A.C.: Ese es el gran riesgo. Lo pienso desde el día uno. Todo lo que ha dicho el Presidente Trump está orientado a los negocios. Esta semana Marco Rubio fue más claro durante su intervención ante el Senado, reiterando que el fin último de todo esto es la democracia. Pero, si me quedo con las palabras del Presidente, Trump está pensando en los negocios, las inversiones, las petroleras, etcétera. Esto nos coloca ante un gran riesgo y es que el cambio sea netamente económico para tener una sociedad abierta a la inversión extranjera y a una economía netamente extractivista, sin que se trastoque el estatus quo político.
La sociedad está muy fracturada y fragmentada por los efectos de la represión de 2024 y 2025. Entré a un salón de clase hace dos días y le pregunté a los jóvenes: ¿Quiénes estarían dispuestos a salir a protestar a la calle para pedir que haya democracia o que haya elecciones? De los 20 jóvenes que estaban ahí no hubo nadie. Dijeron: ‘Queremos que haya democracia, pero, si salimos a la calle, nos van a meter presos’. Ese es el clima actual para la movilización social en el país. El liderazgo político en Venezuela debe volver a tomar las calles y hacer la exigencia de democracia y elecciones.

C.R.: Una periodista venezolana comentaba que hay medios estadounidenses que están hablando de la ‘moderada’ y ‘pragmática’ Delcy. Pero Delcy siempre ha estado ahí, desde los primeros días del chavismo, y es parte del régimen, de las torturas y de las violaciones a los derechos humanos. Algunos dicen que el futuro de Venezuela hoy se juega frente a ‘dos liderazgos femeninos’. El planteo, en esos términos, hace ruido, descoloca. ¿Se puede situar en el mismo lugar a María Corina Machado y a Delcy Rodríguez?
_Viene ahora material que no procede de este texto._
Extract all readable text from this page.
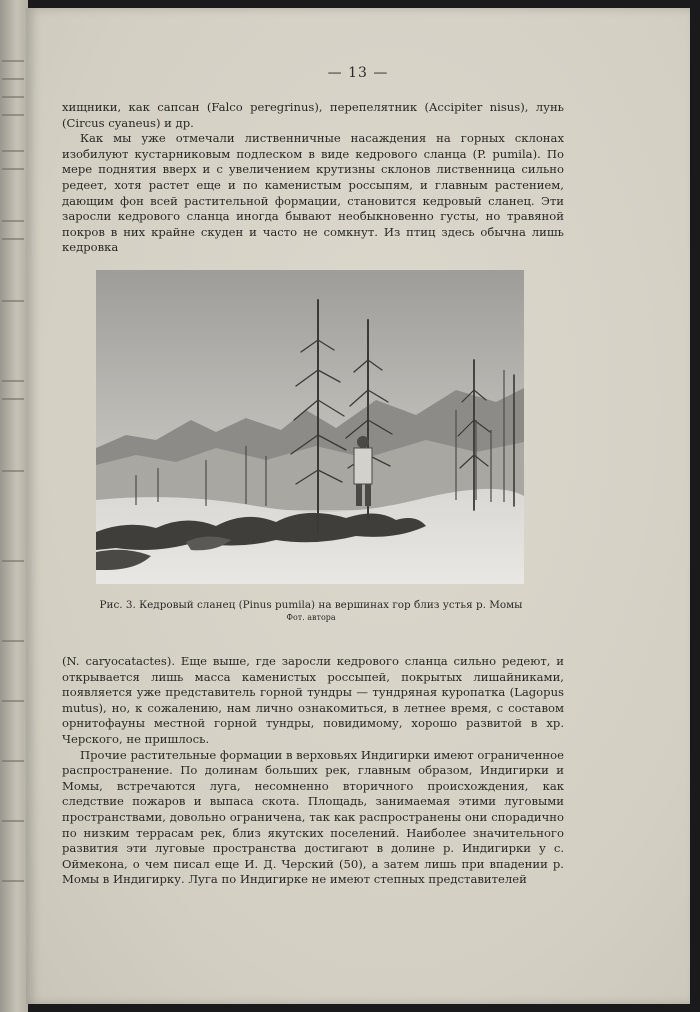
— 13 —

хищники, как сапсан (Falco peregrinus), перепелятник (Accipiter nisus), лунь (Circus cyaneus) и др.

Как мы уже отмечали лиственничные насаждения на горных склонах изобилуют кустарниковым подлеском в виде кедрового сланца (P. pumila). По мере поднятия вверх и с увеличением крутизны склонов лиственница сильно редеет, хотя растет еще и по каменистым россыпям, и главным растением, дающим фон всей растительной формации, становится кедровый сланец. Эти заросли кедрового сланца иногда бывают необыкновенно густы, но травяной покров в них крайне скуден и часто не сомкнут. Из птиц здесь обычна лишь кедровка

Рис. 3. Кедровый сланец (Pinus pumila) на вершинах гор близ устья р. Момы
Фот. автора

(N. caryocatactes). Еще выше, где заросли кедрового сланца сильно редеют, и открывается лишь масса каменистых россыпей, покрытых лишайниками, появляется уже представитель горной тундры — тундряная куропатка (Lagopus mutus), но, к сожалению, нам лично ознакомиться, в летнее время, с составом орнитофауны местной горной тундры, повидимому, хорошо развитой в хр. Черского, не пришлось.

Прочие растительные формации в верховьях Индигирки имеют ограниченное распространение. По долинам больших рек, главным образом, Индигирки и Момы, встречаются луга, несомненно вторичного происхождения, как следствие пожаров и выпаса скота. Площадь, занимаемая этими луговыми пространствами, довольно ограничена, так как распространены они спорадично по низким террасам рек, близ якутских поселений. Наиболее значительного развития эти луговые пространства достигают в долине р. Индигирки у с. Оймекона, о чем писал еще И. Д. Черский (50), а затем лишь при впадении р. Момы в Индигирку. Луга по Индигирке не имеют степных представителей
A.C.: Hay un proceso importante de lavado de imagen para decir que Delcy no estuvo vinculada a las cosas más álgidas del pasado. El chavismo rápidamente está recomponiéndose. Vi fotos de cómo están pintando paredes con flores y el nombre de Delcy, cambiando los mensajes y vallas guerreristas de Maduro…
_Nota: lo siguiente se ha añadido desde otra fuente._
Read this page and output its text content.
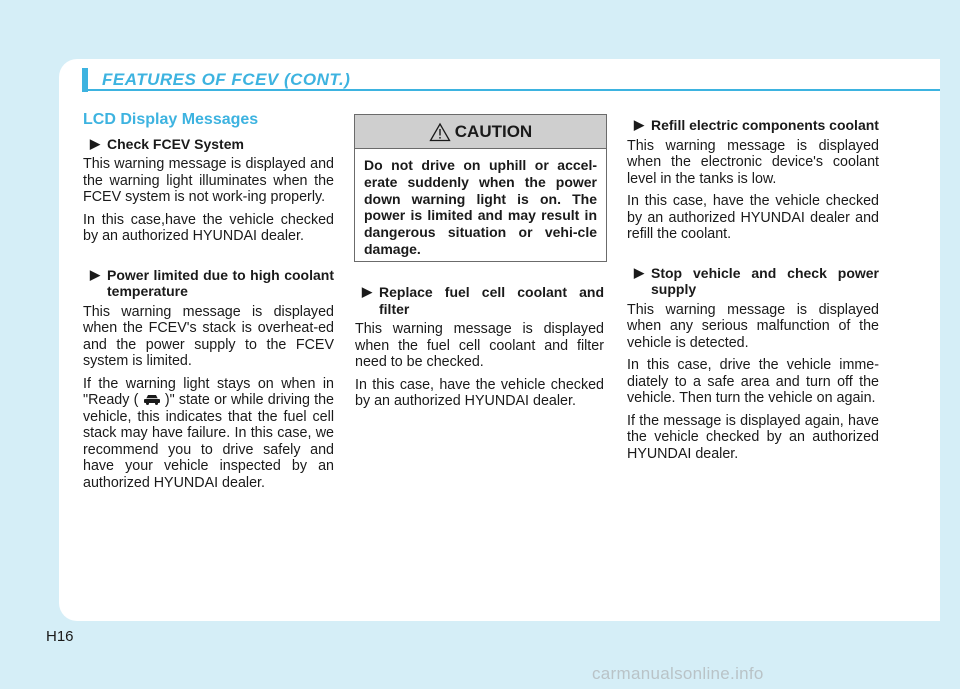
FEATURES OF FCEV (CONT.)
LCD Display Messages
▶ Check FCEV System

This warning message is displayed and the warning light illuminates when the FCEV system is not work-ing properly.

In this case,have the vehicle checked by an authorized HYUNDAI dealer.

▶ Power limited due to high coolant temperature

This warning message is displayed when the FCEV's stack is overheat-ed and the power supply to the FCEV system is limited.

If the warning light stays on when in "Ready ( )" state or while driving the vehicle, this indicates that the fuel cell stack may have failure. In this case, we recommend you to drive safely and have your vehicle inspected by an authorized HYUNDAI dealer.

CAUTION
Do not drive on uphill or accel-erate suddenly when the power down warning light is on. The power is limited and may result in dangerous situation or vehi-cle damage.
▶ Replace fuel cell coolant and filter

This warning message is displayed when the fuel cell coolant and filter need to be checked.

In this case, have the vehicle checked by an authorized HYUNDAI dealer.

▶ Refill electric components coolant

This warning message is displayed when the electronic device's coolant level in the tanks is low.

In this case, have the vehicle checked by an authorized HYUNDAI dealer and refill the coolant.

▶ Stop vehicle and check power supply

This warning message is displayed when any serious malfunction of the vehicle is detected.

In this case, drive the vehicle imme-diately to a safe area and turn off the vehicle. Then turn the vehicle on again.

If the message is displayed again, have the vehicle checked by an authorized HYUNDAI dealer.

H16
carmanualsonline.info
C.R.: ¿Asistimos ahora a una operación cosmética para presentar a una Delcy pacifista?
A.C.: Hay mucho dinero inyectándose desde el Estado para lavarle la cara a Delcy Rodríguez. El chavismo más político, no el militar represivo, que después de Maduro se quiere replantear un referente para seguir existiendo como fuerza política, va a tener a Delcy Rodríguez como referente.

No creo que podamos equiparar a María Corina Machado y a Delcy Rodríguez, pero si tú me dijeras: si hay elecciones en Venezuela, ¿quiénes serían los candidatos? Sin duda alguna el chavismo se la va a tener que jugar con Delcy. Y la figura de la oposición será María Corina Machado. En el momento en que se celebren elecciones en Venezuela, va a ser una cosa inédita tener a dos candidatas mujeres. Creo que hacía eso vamos.